Saturday, September 11, 2004

The Slacker's Bible


"Bonjour paresse," French for "Hello Laziness," is an essay-pamphlet, an "ephlet," that gives the disillusioned, disgruntled, and utterly unmotivated tips on succeeding, or at least avoiding getting fired, in the in-between world that is middle management. Story here. Subtitled "The Art and the Importance of Doing the Least Possible in the Workplace," it includes the "10 Commandments for the Idle." Commandments 1 - 5:
No. 1 You are a modern day slave. There is no scope for personal fulfilment. You work for your pay-check at the end of the month, full stop.
No. 2 It's pointless to try to change the system. Opposing it simply makes it stronger.
No. 3 What you do is pointless.

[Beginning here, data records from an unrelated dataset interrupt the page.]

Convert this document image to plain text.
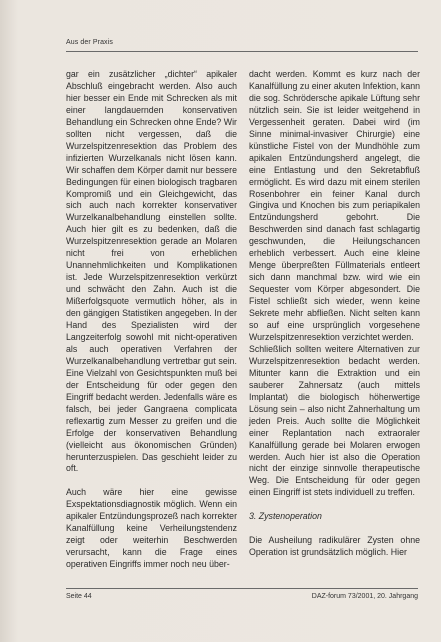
Aus der Praxis

gar ein zusätzlicher „dichter“ apikaler Abschluß eingebracht werden. Also auch hier besser ein Ende mit Schrecken als mit einer langdauernden konservativen Behandlung ein Schrecken ohne Ende? Wir sollten nicht vergessen, daß die Wurzelspitzenresektion das Problem des infizierten Wurzelkanals nicht lösen kann. Wir schaffen dem Körper damit nur bessere Bedingungen für einen biologisch tragbaren Kompromiß und ein Gleichgewicht, das sich auch nach korrekter konservativer Wurzelkanalbehandlung einstellen sollte. Auch hier gilt es zu bedenken, daß die Wurzelspitzenresektion gerade an Molaren nicht frei von erheblichen Unannehmlichkeiten und Komplikationen ist. Jede Wurzelspitzenresektion verkürzt und schwächt den Zahn. Auch ist die Mißerfolgsquote vermutlich höher, als in den gängigen Statistiken angegeben. In der Hand des Spezialisten wird der Langzeiterfolg sowohl mit nicht-operativen als auch operativen Verfahren der Wurzelkanalbehandlung vertretbar gut sein. Eine Vielzahl von Gesichtspunkten muß bei der Entscheidung für oder gegen den Eingriff bedacht werden. Jedenfalls wäre es falsch, bei jeder Gangraena complicata reflexartig zum Messer zu greifen und die Erfolge der konservativen Behandlung (vielleicht aus ökonomischen Gründen) herunterzuspielen. Das geschieht leider zu oft.

Auch wäre hier eine gewisse Exspektationsdiagnostik möglich. Wenn ein apikaler Entzündungsprozeß nach korrekter Kanalfüllung keine Verheilungstendenz zeigt oder weiterhin Beschwerden verursacht, kann die Frage eines operativen Eingriffs immer noch neu über-

dacht werden. Kommt es kurz nach der Kanalfüllung zu einer akuten Infektion, kann die sog. Schrödersche apikale Lüftung sehr nützlich sein. Sie ist leider weitgehend in Vergessenheit geraten. Dabei wird (im Sinne minimal-invasiver Chirurgie) eine künstliche Fistel von der Mundhöhle zum apikalen Entzündungsherd angelegt, die eine Entlastung und den Sekretabfluß ermöglicht. Es wird dazu mit einem sterilen Rosenbohrer ein feiner Kanal durch Gingiva und Knochen bis zum periapikalen Entzündungsherd gebohrt. Die Beschwerden sind danach fast schlagartig geschwunden, die Heilungschancen erheblich verbessert. Auch eine kleine Menge überpreßten Füllmaterials entleert sich dann manchmal bzw. wird wie ein Sequester vom Körper abgesondert. Die Fistel schließt sich wieder, wenn keine Sekrete mehr abfließen. Nicht selten kann so auf eine ursprünglich vorgesehene Wurzelspitzenresektion verzichtet werden.

Schließlich sollten weitere Alternativen zur Wurzelspitzenresektion bedacht werden. Mitunter kann die Extraktion und ein sauberer Zahnersatz (auch mittels Implantat) die biologisch höherwertige Lösung sein – also nicht Zahnerhaltung um jeden Preis. Auch sollte die Möglichkeit einer Replantation nach extraoraler Kanalfüllung gerade bei Molaren erwogen werden. Auch hier ist also die Operation nicht der einzige sinnvolle therapeutische Weg. Die Entscheidung für oder gegen einen Eingriff ist stets individuell zu treffen.

3. Zystenoperation

Die Ausheilung radikulärer Zysten ohne Operation ist grundsätzlich möglich. Hier

Seite 44	DAZ-forum 73/2001, 20. Jahrgang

You can be replaced from one day to the next by any cretin sitting next to you. So work as little as possible and spend time (not too much, if you can help it) cultivating your personal network so that you're untouchable when the next restructuring comes around.
No. 4 You're not judged on merit, but on whether you look and sound the part. Speak lots of leaden jargon: people will suspect you have an inside track
No. 5 Never accept a position of responsibility for any reason. You'll only have to work harder for what amounts to peanuts.

And from the MSNBC news article:
You sit next to idiots, loathe office bonhomie and crave escape. You're half- crazy with boredom, pretend to work when you hear footsteps and kill time by taking newspapers into the washrooms. Your career is blocked, your job is at risk and the most ineffective people get promoted to where they can do least harm: management. You recoil at jargon, consider the expression 'business culture' an oxymoron and wish you had the guts to resign. If this is you, help is at hand.

Coming soon to the self-help/inspiration aisle at a bookstore near you.

2 comments:

SugarDuck said...

This is a Scott Adams ripoff! Read any of the Dilbert books (Dogbert's Guide to Management, The Dilbert Future). He's already covered this.

John said...

Yes, Dilbert was first. Or as the French call him, "Deel-bear." But the French can't respect, and therefore, can't take advice from someone who dresses so...without flair. Right?